Artists whose reputations the gods wish to destroy are, often, first made Golden Boys. Graham Sutherland, good-looking, charming, privileged, and a star student at Goldsmith’s College of Art, went on to be one of Britain’s most renowned modernists, an official second world war artist and member of the Order of Merit, who eventually felt distinguished enough to found a museum dedicated to himself. But, as is often the case with acts of hubris, nemesis followed quickly. The museum, at Picton Castle, Pembrokeshire, closed in 1995, surviving Sutherland’s death by just 15 years. Fashionable critics had long been unable to take him seriously. Now the public too had lost interest.
Various attempts have been made to rehabilitate Sutherland. Eight years ago in Dulwich an ambitious exhibition was mounted to put the case for his work before 1950, arguing that its quality so fell off in his later life that the worth of the earlier pieces was obscured. Now Abbot Hall Art Gallery in Kendal, Cumbria, has assembled a medium-sized show that offers a riposte to that thesis. It focuses on Sutherland’s quite distinctive approach to landscape and covers the whole of his working life. So where should we look for the best of this artist?

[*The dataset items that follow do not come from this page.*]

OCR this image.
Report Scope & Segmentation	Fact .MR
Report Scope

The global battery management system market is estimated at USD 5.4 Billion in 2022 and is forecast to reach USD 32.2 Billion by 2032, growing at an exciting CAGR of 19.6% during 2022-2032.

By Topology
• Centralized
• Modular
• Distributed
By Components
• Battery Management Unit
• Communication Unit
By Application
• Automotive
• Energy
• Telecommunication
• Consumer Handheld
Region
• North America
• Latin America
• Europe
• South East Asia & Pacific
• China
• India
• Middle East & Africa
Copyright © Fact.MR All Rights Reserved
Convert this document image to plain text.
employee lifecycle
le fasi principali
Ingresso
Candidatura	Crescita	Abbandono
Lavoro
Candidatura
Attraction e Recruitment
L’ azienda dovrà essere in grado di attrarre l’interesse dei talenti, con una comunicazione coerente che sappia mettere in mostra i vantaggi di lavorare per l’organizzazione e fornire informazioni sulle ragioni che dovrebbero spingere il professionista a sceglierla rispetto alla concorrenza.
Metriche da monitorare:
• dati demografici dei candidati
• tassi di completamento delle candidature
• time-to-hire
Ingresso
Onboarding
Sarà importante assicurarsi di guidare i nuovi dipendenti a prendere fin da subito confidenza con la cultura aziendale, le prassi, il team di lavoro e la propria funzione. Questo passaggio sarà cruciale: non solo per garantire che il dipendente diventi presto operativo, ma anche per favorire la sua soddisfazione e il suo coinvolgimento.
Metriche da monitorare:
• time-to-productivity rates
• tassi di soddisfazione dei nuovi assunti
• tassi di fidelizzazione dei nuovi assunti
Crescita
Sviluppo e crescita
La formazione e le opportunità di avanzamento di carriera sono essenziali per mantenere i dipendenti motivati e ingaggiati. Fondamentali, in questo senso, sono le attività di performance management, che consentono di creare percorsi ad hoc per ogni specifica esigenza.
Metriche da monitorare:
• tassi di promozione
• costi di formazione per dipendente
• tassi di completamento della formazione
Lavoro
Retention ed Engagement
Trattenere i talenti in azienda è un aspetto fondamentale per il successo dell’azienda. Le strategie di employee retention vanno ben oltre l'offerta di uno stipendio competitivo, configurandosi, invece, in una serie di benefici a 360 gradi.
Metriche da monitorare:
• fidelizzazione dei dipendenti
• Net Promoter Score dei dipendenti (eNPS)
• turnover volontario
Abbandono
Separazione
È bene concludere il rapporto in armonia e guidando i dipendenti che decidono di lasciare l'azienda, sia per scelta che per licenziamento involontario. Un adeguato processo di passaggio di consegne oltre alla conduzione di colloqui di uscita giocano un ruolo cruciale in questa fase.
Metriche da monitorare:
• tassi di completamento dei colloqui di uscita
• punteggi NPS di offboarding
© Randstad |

Sutherland’s career included several significant changes in direction. In the early 1920s he had specialised in printmaking. His talent as a painstaking and atmospheric etcher – deliberately in the tradition of the visionary 19th-century artist Samuel Palmer – brought him early acclaim and an increasingly lucrative position in the market for collectable prints. But the 1929 Wall Street Crash bankrupted many of the collectors on whom he depended, and Sutherland was forced to work as an illustrator until a visit to the Pembrokeshire countryside captivated him and, as he put it, “taught me painting”. But on the evidence we see of his landscape work in the 1930s, contact with Surrealism, and in particular Picasso’s sporadic engagement with it, also had much to do with the matter. Sutherland treats rocks, rivers and trees much like Picasso approached bathers and other figures, but in reverse. Picasso re-imagined human flesh as rock; Sutherland makes his rocks and plants animal- or insect-like, and sometimes quasi-human.
But this is not, in essence, surreal: it draws on ideas in William Blake, Palmer and even D.H. Lawrence, and amounts to a neo-romantic crossover of the spirit between wild nature and humanity. Sometimes the results are obscurely compelling but many of these paintings do not stand up to long scrutiny and some look plain silly. This show has a gouache, “Association of Oaks” (1939-40), in which a pair of trees are equipped with the attributes of Adam and Eve, and another, “A Narrow Road between Hedges” (1938-9), which made me think only of a pair of amorous seals rubbing up against each other. The effect of these paintings is of embarrassment mixed with hilarity: Freud would have been interested, but even he might have cringed just a little.
Sutherland’s working method in landscape was to seize on a detail such as a boulder, a dead tree, hedges enclosing a lane or some other natural form he came across. He would sketch this on the spot, and later a studio painting would evolve. Many landscape artists before him had done much the same – not least Constable and Turner – but Sutherland’s studio hand moved considerably further from what his outdoor eye had seen. He called this “paraphrasing” nature – a word that unintentionally reflects his weakness as a painter. To paraphrase is at best a secondary activity; at worst it results in a mash-up in which obscurity of meaning fights with literalism, or descends into pretentiousness or neurosis.
Too often the latter was the case in Sutherland’s paintings. Some are reminiscent of Salvador Dalí at his conceptual worst, but Dalí’s paintings, whatever you think of their conceptual base, have panache and excellent technique. Sutherland is at times an interesting colourist but his brushwork lacks confidence, and errs consistently on the side of dullness, with the result that it always looks at its best in reproduction, where brushwork matters less.
With all that said, there are excellent reasons to see this exhibition. First, Sutherland was a pioneer of what might be called natural abstraction, a mode that hardly existed before him, but which has since developed in a variety of directions – the land art of Richard Long, for example, and the abstractions of painters such as Per Kirkeby or Ian McKeever. A canvas by another artist working today in a similar register, Hughie O’Donoghue, is actually on display now at Abbot Hall, while they try to raise the funds to procure it for the permanent collection.
Second, there is the relationship between Sutherland and Francis Bacon. When Sutherland was at the height of his fame, and the younger Bacon still obscure, they were friendly and exchanged creative ideas. Bacon’s example impinged on Sutherland’s religious painting (not represented at Abbot Hall) while that of Sutherland pushed Bacon into transformations of nature considerably more radical and shocking than Sutherland’s own.
Finally the Abbot Hall show is recommendable for the best work in it. This generally comes when Sutherland doesn’t merely paraphrase or fetishise the object or the scene under his gaze. The early etchings, though they may be derivative, are beautiful miniatures and quite captivating. On a larger scale, the landscape “Western Hills” (1938-41), which he completely reworked after a gap of three years, has a real Palmeresque glow; so does the late work “Twisting Roads” (1976). Finally, there is perhaps the most impressive of all, “Working on a Cliff Face” (1943), a dark and brooding evocation of a quarry that made me wish to see more examples from Sutherland’s large body of work as a war artist when he, like Henry Moore, Stanley Spencer and others, drew and painted the home front during the second world war.